Nos dias em que consegue arregimentar pelo menos um voluntário para ajudá-lo em sua missão de restaurar as espécies nativas à floresta, Paul Zweng sai com a picape 4x4 da casa que divide com a mulher e os filhos em um subúrbio de Honolulu. A caminho do litoral norte, rumo ao fantástico terreno montanhoso de Oahu, ele para com o objetivo de buscar Sam ou Charlotte ou Jim. Os de sempre.
No Vale Waikane, pega uma estrada lamacenta em direção ao interior, passando pela Igreja do Deus Verdadeiro e uma fazenda de criação de porcos que dá as boas-vindas aos visitantes com uma caveira animal presa em uma estaca no portão da frente. O mato vai ficando mais cerrado conforme ele segue paralelo a uma cerca antiga, coberta com avisos de artilharia não explodida em quatro idiomas.

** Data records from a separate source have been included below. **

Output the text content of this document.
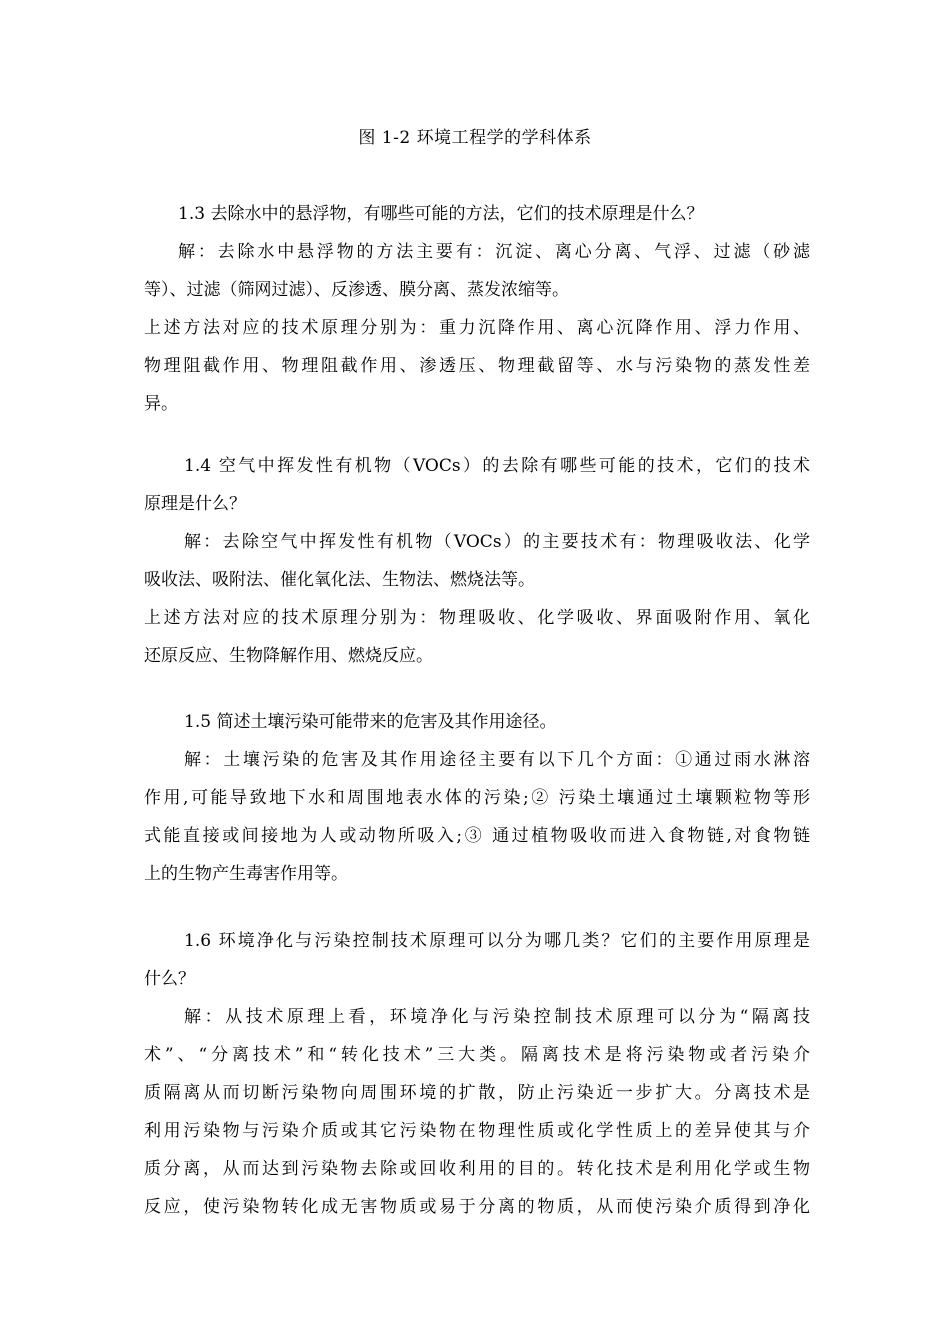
图 1-2 环境工程学的学科体系
1.3 去除水中的悬浮物，有哪些可能的方法，它们的技术原理是什么？
解：去除水中悬浮物的方法主要有：沉淀、离心分离、气浮、过滤（砂滤
等）、过滤（筛网过滤）、反渗透、膜分离、蒸发浓缩等。
上述方法对应的技术原理分别为：重力沉降作用、离心沉降作用、浮力作用、
物理阻截作用、物理阻截作用、渗透压、物理截留等、水与污染物的蒸发性差
异。
1.4 空气中挥发性有机物（VOCs）的去除有哪些可能的技术，它们的技术
原理是什么？
解：去除空气中挥发性有机物（VOCs）的主要技术有：物理吸收法、化学
吸收法、吸附法、催化氧化法、生物法、燃烧法等。
上述方法对应的技术原理分别为：物理吸收、化学吸收、界面吸附作用、氧化
还原反应、生物降解作用、燃烧反应。
1.5 简述土壤污染可能带来的危害及其作用途径。
解：土壤污染的危害及其作用途径主要有以下几个方面：①通过雨水淋溶
作用,可能导致地下水和周围地表水体的污染;② 污染土壤通过土壤颗粒物等形
式能直接或间接地为人或动物所吸入;③ 通过植物吸收而进入食物链,对食物链
上的生物产生毒害作用等。
1.6 环境净化与污染控制技术原理可以分为哪几类？它们的主要作用原理是
什么？
解：从技术原理上看，环境净化与污染控制技术原理可以分为“隔离技
术”、“分离技术”和“转化技术”三大类。隔离技术是将污染物或者污染介
质隔离从而切断污染物向周围环境的扩散，防止污染近一步扩大。分离技术是
利用污染物与污染介质或其它污染物在物理性质或化学性质上的差异使其与介
质分离，从而达到污染物去除或回收利用的目的。转化技术是利用化学或生物
反应，使污染物转化成无害物质或易于分离的物质，从而使污染介质得到净化
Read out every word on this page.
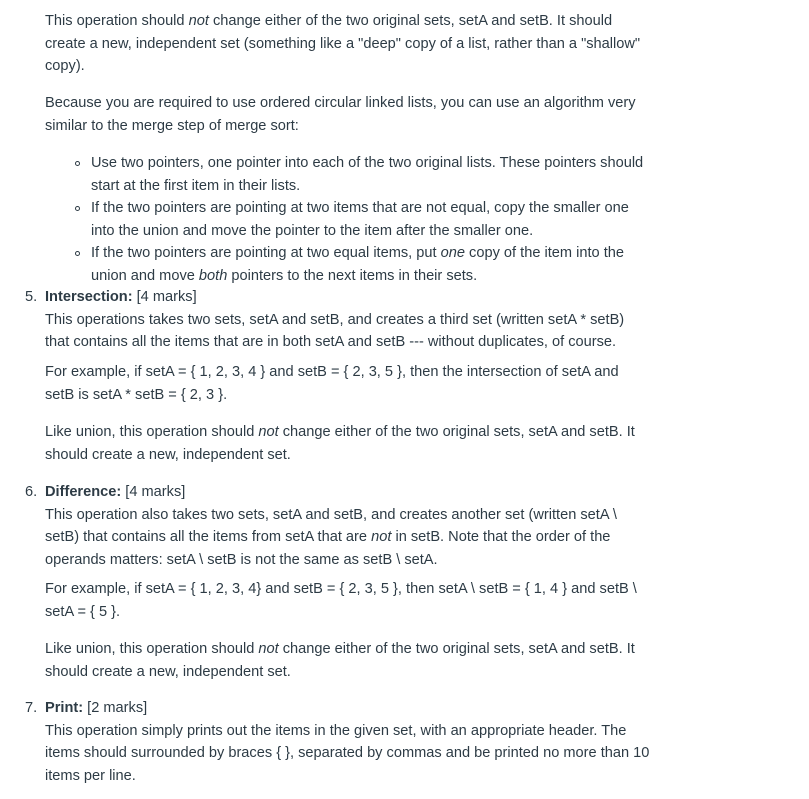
This operation should not change either of the two original sets, setA and setB. It should
create a new, independent set (something like a "deep" copy of a list, rather than a "shallow"
copy).
Because you are required to use ordered circular linked lists, you can use an algorithm very
similar to the merge step of merge sort:
Use two pointers, one pointer into each of the two original lists. These pointers should
start at the first item in their lists.
If the two pointers are pointing at two items that are not equal, copy the smaller one
into the union and move the pointer to the item after the smaller one.
If the two pointers are pointing at two equal items, put one copy of the item into the
union and move both pointers to the next items in their sets.
5. Intersection: [4 marks]
This operations takes two sets, setA and setB, and creates a third set (written setA * setB)
that contains all the items that are in both setA and setB --- without duplicates, of course.
For example, if setA = { 1, 2, 3, 4 } and setB = { 2, 3, 5 }, then the intersection of setA and
setB is setA * setB = { 2, 3 }.
Like union, this operation should not change either of the two original sets, setA and setB. It
should create a new, independent set.
6. Difference: [4 marks]
This operation also takes two sets, setA and setB, and creates another set (written setA \
setB) that contains all the items from setA that are not in setB. Note that the order of the
operands matters: setA \ setB is not the same as setB \ setA.
For example, if setA = { 1, 2, 3, 4} and setB = { 2, 3, 5 }, then setA \ setB = { 1, 4 } and setB \
setA = { 5 }.
Like union, this operation should not change either of the two original sets, setA and setB. It
should create a new, independent set.
7. Print: [2 marks]
This operation simply prints out the items in the given set, with an appropriate header. The
items should surrounded by braces { }, separated by commas and be printed no more than 10
items per line.
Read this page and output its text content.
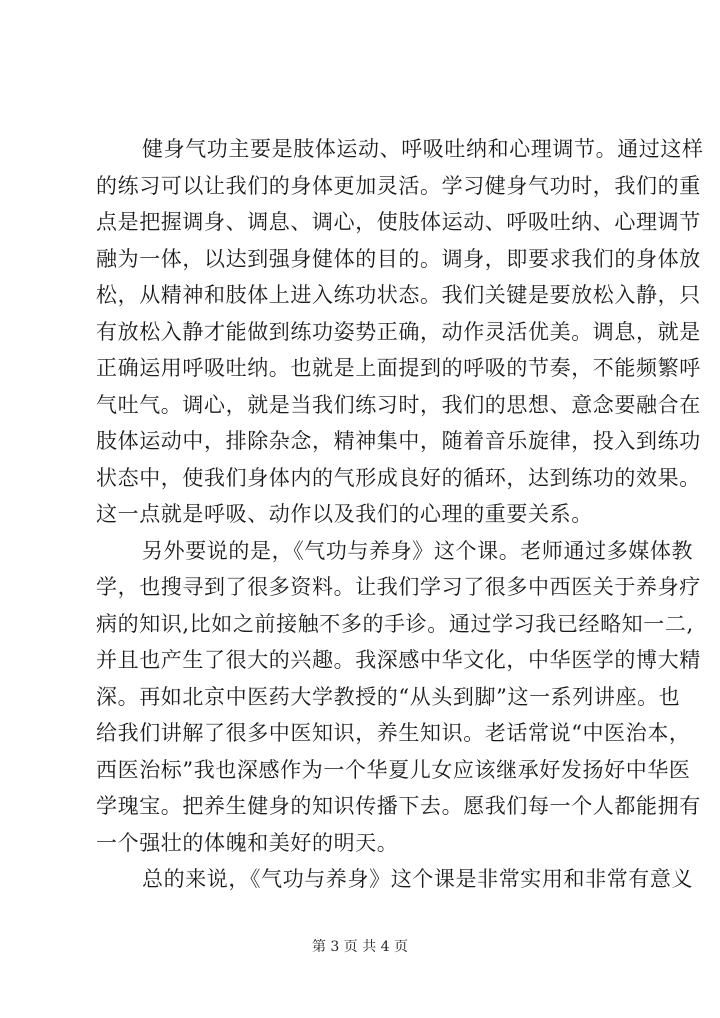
健身气功主要是肢体运动、呼吸吐纳和心理调节。通过这样
的练习可以让我们的身体更加灵活。学习健身气功时，我们的重
点是把握调身、调息、调心，使肢体运动、呼吸吐纳、心理调节
融为一体，以达到强身健体的目的。调身，即要求我们的身体放
松，从精神和肢体上进入练功状态。我们关键是要放松入静，只
有放松入静才能做到练功姿势正确，动作灵活优美。调息，就是
正确运用呼吸吐纳。也就是上面提到的呼吸的节奏，不能频繁呼
气吐气。调心，就是当我们练习时，我们的思想、意念要融合在
肢体运动中，排除杂念，精神集中，随着音乐旋律，投入到练功
状态中，使我们身体内的气形成良好的循环，达到练功的效果。
这一点就是呼吸、动作以及我们的心理的重要关系。
另外要说的是，《气功与养身》这个课。老师通过多媒体教
学，也搜寻到了很多资料。让我们学习了很多中西医关于养身疗
病的知识,比如之前接触不多的手诊。通过学习我已经略知一二,
并且也产生了很大的兴趣。我深感中华文化，中华医学的博大精
深。再如北京中医药大学教授的“从头到脚”这一系列讲座。也
给我们讲解了很多中医知识，养生知识。老话常说“中医治本，
西医治标”我也深感作为一个华夏儿女应该继承好发扬好中华医
学瑰宝。把养生健身的知识传播下去。愿我们每一个人都能拥有
一个强壮的体魄和美好的明天。
总的来说，《气功与养身》这个课是非常实用和非常有意义
第 3 页 共 4 页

Depois de uma subida, ele sai e abre o portão para os 584 hectares de sua propriedade, que se ergue das planícies férteis para florestas tropicais e culmina em um pico a 792,5 metros acima do nível do Pacífico. Esse terreno é vital para a cultura do antigo Havaí, pois ali se encontram diversos sítios arqueológicos, além dos restos de fazendas antiquíssimas de cultivo de inhame. As placas espalhadas pelo vale, já desbotadas, falam de uma história mais recente: "Preserve o interior" e "Cidade nova, que pena!"
Nos anos 70, membros da Associação Comunitária Waikane bloquearam a estrada para impedir que as escavadeiras - e a invasão de condomínios e subúrbios - acabassem com seu estilo de vida bucólico. A certa altura a coisa ficou tão feia que o governo teve que intervir e o estado comprou a maior parte dos terrenos para controlar o desenvolvimento, tornando-se proprietário de muitas fazendas e casas, em um arranjo pouco comum que até hoje continua em vigor.
Paul também tem planos de expansão, mas um pouco diferentes daqueles que todo mundo esperava.
Ele pensa no dia em que parte de sua floresta voltará ao estado natural, antes que 20 mil tipos de plantas e animais invasivos chegassem pelas mãos de exploradores, turistas e até dos pássaros.
Pergunte a ele quando acha que a terra era intocada o suficiente para satisfazer seu gosto botânico e Paul responderá sem pensar: "Antes da chegada do Capitão Cook." Ou seja, antes de 1778.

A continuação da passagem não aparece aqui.